US airports may not get all the federal funding promised in a new capital improvements package and some airports will face financial pressures that could yield credit-ratings cuts, Standard & Poor's said on Thursday.
President Obama in February signed a Federal Aviation Administration bill approving USD$3.35 billion in annual airport improvements funds for the fiscal years to 2015.
But that was USD$165 million a year less than a previous programme and the bill did not authorise increases in airport passenger fees that airport operators had sought, according to S&P.
"And with Washington seeking to cut the national debt, trim the federal budget, and reduce appropriations, the actual funding levels may be even lower than those authorised currently," S&P said in a new report.
Airports need to build and improve facilities to meeting rising demand and may have to turn to the US municipal bond market or other lenders to make up for any shortfalls in federal funds.
"The obvious choices to fund urgent capital projects are to approach the debt markets or draw on available liquidity," the report said. "Either option could become a rating factor, especially if new debt or reduced liquidity results in a financial risk profile that is no longer consistent with the existing credit rating."

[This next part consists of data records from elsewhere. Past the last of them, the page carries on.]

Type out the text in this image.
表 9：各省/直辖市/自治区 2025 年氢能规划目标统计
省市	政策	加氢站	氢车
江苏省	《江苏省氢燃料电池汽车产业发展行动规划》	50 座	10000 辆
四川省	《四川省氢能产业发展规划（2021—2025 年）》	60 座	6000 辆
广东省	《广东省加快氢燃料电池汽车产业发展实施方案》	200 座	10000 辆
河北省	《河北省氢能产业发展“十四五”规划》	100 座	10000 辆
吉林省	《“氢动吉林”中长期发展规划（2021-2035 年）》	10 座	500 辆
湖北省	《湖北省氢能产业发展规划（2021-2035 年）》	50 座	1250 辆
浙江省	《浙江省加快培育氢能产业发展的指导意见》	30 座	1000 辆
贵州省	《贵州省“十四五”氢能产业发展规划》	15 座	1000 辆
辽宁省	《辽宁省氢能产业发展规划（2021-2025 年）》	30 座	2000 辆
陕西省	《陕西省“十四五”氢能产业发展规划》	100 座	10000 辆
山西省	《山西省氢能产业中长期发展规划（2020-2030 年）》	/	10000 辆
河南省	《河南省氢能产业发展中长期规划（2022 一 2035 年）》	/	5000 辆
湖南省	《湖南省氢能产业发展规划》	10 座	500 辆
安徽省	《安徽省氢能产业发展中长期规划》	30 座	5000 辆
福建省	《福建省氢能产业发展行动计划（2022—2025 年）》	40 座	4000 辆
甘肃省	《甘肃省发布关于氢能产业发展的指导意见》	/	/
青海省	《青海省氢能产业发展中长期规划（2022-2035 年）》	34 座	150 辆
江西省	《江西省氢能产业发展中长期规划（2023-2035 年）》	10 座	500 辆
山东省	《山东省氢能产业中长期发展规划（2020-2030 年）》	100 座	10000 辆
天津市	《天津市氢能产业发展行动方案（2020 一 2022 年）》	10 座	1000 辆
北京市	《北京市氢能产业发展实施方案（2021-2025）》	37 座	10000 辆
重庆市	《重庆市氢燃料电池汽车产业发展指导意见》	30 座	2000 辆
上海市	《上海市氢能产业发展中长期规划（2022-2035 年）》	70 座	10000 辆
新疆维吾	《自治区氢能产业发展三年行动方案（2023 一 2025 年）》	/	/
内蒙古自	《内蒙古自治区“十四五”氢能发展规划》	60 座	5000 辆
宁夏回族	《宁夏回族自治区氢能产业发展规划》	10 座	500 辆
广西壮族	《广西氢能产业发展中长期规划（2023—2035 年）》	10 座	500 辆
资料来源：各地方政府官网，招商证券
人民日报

The credit ratings group said the airport issuers it tracks are all investment grade and are deeply affected by the overall performance of the US economy. Any ratings reductions would likely be one notch, S&P said.
From 2009 to 2011, S&P lowered ratings on 17 general airport revenue bonds and raised ratings on nine. Between 2006 and 2008, before the recession, S&P raised ratings on 27 airport revenue bond issues and cut its rating on just one.